For the nine months ended December 31, 2020, we had a net loss of approximately
$10,812,000, which consisted of approximately $12,000 of interest income on investments held in Trust Account, offset by approximately $969,000 in general and administrative costs, change in fair value of derivative warrant liability of $9,788,000
and approximately $67,000 in franchise tax expense.
The results of operations for the three months ended December 31, 2019 and for
the period from September 27, 2019 (inception) through December 31, 2019 were not presented because it had no activity.
Proposed Business
Combination
On November 30, 2020, we entered into an Agreement and Plan of Merger (the Merger Agreement) with PVMS
Merger Sub, Inc., a Delaware corporation and our wholly-owned direct subsidiary (Merger Sub), and View, Inc., a Delaware corporation (View). Pursuant to the Merger Agreement, subject to the terms and conditions set forth
therein, upon the closing of the transactions contemplated thereby (the Closing), Merger Sub will merge with and into View (the Merger), whereby the separate corporate existence of Merger Sub will cease and View will be the
surviving corporation of the Merger and become our wholly owned subsidiary. At the Closing, the Company will amend its charter to, among other matters, change its name to View, Inc. For more information about the business combination,
see the preliminary proxy statement/prospectus filed with the Securities and Exchange Commission (the SEC) on January 26, 2021 and the Form 8-K filed with the SEC on November 30, 2020.
In connection with the execution of the Merger Agreement, on November 30, 2020, the Company entered into Subscription Agreements
with certain investors (the PIPE Investors), including the Sponsor, pursuant to which, contemporaneously with the Closing, such PIPE Investors will purchase an aggregate of 30,000,000 shares of the Companys Class A common
stock (the PIPE Shares) at $10.00 per share for an aggregate purchase price of $300,000,000 (the PIPE Investments), with the Sponsors Subscription Agreement accounting for $50,000,000 of such aggregate PIPE Investments.
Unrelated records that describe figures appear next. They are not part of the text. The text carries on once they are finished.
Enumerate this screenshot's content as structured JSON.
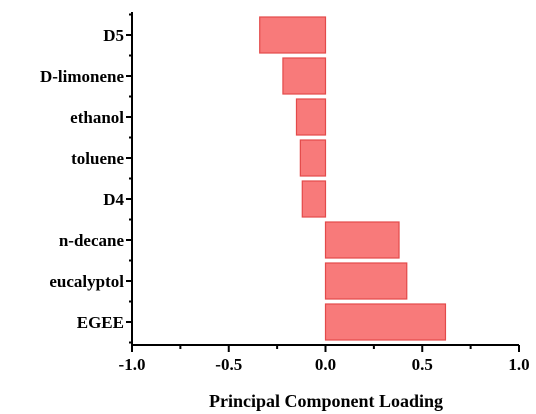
{
  "chart_data": {
    "type": "bar",
    "orientation": "horizontal",
    "categories": [
      "D5",
      "D-limonene",
      "ethanol",
      "toluene",
      "D4",
      "n-decane",
      "eucalyptol",
      "EGEE"
    ],
    "values": [
      -0.34,
      -0.22,
      -0.15,
      -0.13,
      -0.12,
      0.38,
      0.42,
      0.62
    ],
    "xlabel": "Principal Component Loading",
    "ylabel": "",
    "title": "",
    "xlim": [
      -1.0,
      1.0
    ],
    "x_ticks": [
      -1.0,
      -0.5,
      0.0,
      0.5,
      1.0
    ],
    "x_tick_labels": [
      "-1.0",
      "-0.5",
      "0.0",
      "0.5",
      "1.0"
    ],
    "grid": false,
    "colors": {
      "bar_fill": "#f87a7a",
      "bar_edge": "#e34a4a"
    }
  }
}
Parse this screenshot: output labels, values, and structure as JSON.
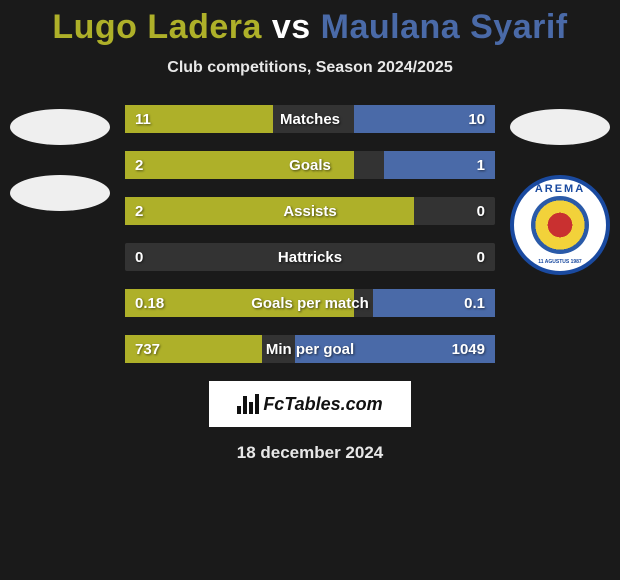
{
  "title": {
    "player1": "Lugo Ladera",
    "vs": "vs",
    "player2": "Maulana Syarif"
  },
  "subtitle": "Club competitions, Season 2024/2025",
  "colors": {
    "player1": "#aeb029",
    "player2": "#4a6aa8",
    "background": "#1a1a1a",
    "bar_bg": "#333333",
    "text": "#ffffff"
  },
  "stats": [
    {
      "label": "Matches",
      "left_val": "11",
      "right_val": "10",
      "left_pct": 40,
      "right_pct": 38
    },
    {
      "label": "Goals",
      "left_val": "2",
      "right_val": "1",
      "left_pct": 62,
      "right_pct": 30
    },
    {
      "label": "Assists",
      "left_val": "2",
      "right_val": "0",
      "left_pct": 78,
      "right_pct": 0
    },
    {
      "label": "Hattricks",
      "left_val": "0",
      "right_val": "0",
      "left_pct": 0,
      "right_pct": 0
    },
    {
      "label": "Goals per match",
      "left_val": "0.18",
      "right_val": "0.1",
      "left_pct": 62,
      "right_pct": 33
    },
    {
      "label": "Min per goal",
      "left_val": "737",
      "right_val": "1049",
      "left_pct": 37,
      "right_pct": 54
    }
  ],
  "badges": {
    "left": [
      {
        "type": "placeholder"
      },
      {
        "type": "placeholder"
      }
    ],
    "right": [
      {
        "type": "placeholder"
      },
      {
        "type": "arema",
        "top_text": "AREMA",
        "bottom_text": "11 AGUSTUS 1987"
      }
    ]
  },
  "footer": {
    "brand": "FcTables.com",
    "date": "18 december 2024"
  }
}
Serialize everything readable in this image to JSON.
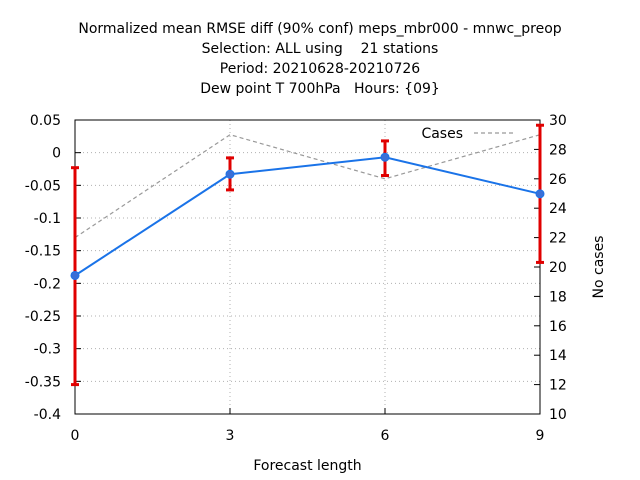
{
  "chart_data": {
    "type": "line",
    "title_lines": [
      "Normalized mean RMSE diff (90% conf) meps_mbr000 - mnwc_preop",
      "Selection: ALL using    21 stations",
      "Period: 20210628-20210726",
      "Dew point T 700hPa   Hours: {09}"
    ],
    "xlabel": "Forecast length",
    "ylabel": "",
    "y2label": "No cases",
    "x": [
      0,
      3,
      6,
      9
    ],
    "xticks": [
      "0",
      "3",
      "6",
      "9"
    ],
    "xlim": [
      0,
      9
    ],
    "ylim": [
      -0.4,
      0.05
    ],
    "yticks": [
      "0.05",
      "0",
      "-0.05",
      "-0.1",
      "-0.15",
      "-0.2",
      "-0.25",
      "-0.3",
      "-0.35",
      "-0.4"
    ],
    "y2lim": [
      10,
      30
    ],
    "y2ticks": [
      "30",
      "28",
      "26",
      "24",
      "22",
      "20",
      "18",
      "16",
      "14",
      "12",
      "10"
    ],
    "grid": true,
    "series": [
      {
        "name": "",
        "axis": "left",
        "color": "#1a73e8",
        "values": [
          -0.188,
          -0.033,
          -0.007,
          -0.063
        ],
        "err_low": [
          -0.355,
          -0.057,
          -0.035,
          -0.168
        ],
        "err_high": [
          -0.023,
          -0.008,
          0.018,
          0.042
        ],
        "err_color": "#e00000"
      },
      {
        "name": "Cases",
        "axis": "right",
        "color": "#999999",
        "dashed": true,
        "values": [
          22,
          29,
          26,
          29
        ]
      }
    ]
  }
}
Liquidity and Capital Resources
As
of December 31, 2020, we had approximately $32,000 in our operating bank account, and working capital of approximately $19,000.
Our
liquidity needs to date have been satisfied through a contribution of $25,000 from our Sponsor in exchange for the issuance of the Founder Shares, the loan of approximately $185,000 from our Sponsor pursuant to a promissory note (the Pre-IPO Note), the proceeds from the consummation of the Private Placement not held in the Trust Account and the Sponsor Loan (as defined below). We fully repaid the
Pre-IPO Note as of August 31, 2020. In addition, in order to finance transaction costs in connection with a Business Combination, our Sponsor has committed to loan to us up to $750,000 to fund our
expenses relating to investigating and selecting a target business and other working capital requirements after the Initial Public Offering and prior to our initial Business Combination (the Sponsor Loan). If the Sponsor Loan is
insufficient, our Sponsor or an affiliate of our Sponsor, or certain of our officers and directors may, but are not obligated to, provide us working capital loans. As of December 31, 2020, there was $160,000 outstanding under the Sponsor Loan.
Based on the foregoing, management believes that we will have sufficient working capital and borrowing capacity from our Sponsor to meet
our needs through the earlier of the consummation of a Business Combination or one year from this filing. Over this time period, we will be using these funds for paying existing accounts payable, identifying and evaluating prospective target
businesses, performing due diligence on prospective target businesses, paying for travel expenditures, selecting the target business to merge with or acquire, and structuring, negotiating and consummating the Business Combination.
We continue to evaluate the impact of the COVID-19 pandemic and our management has concluded that the
specific impact is not readily determinable as of the date of the accompanying financial statements. The financial statements accompanying this report do not include any adjustments that might result from the outcome of this uncertainty.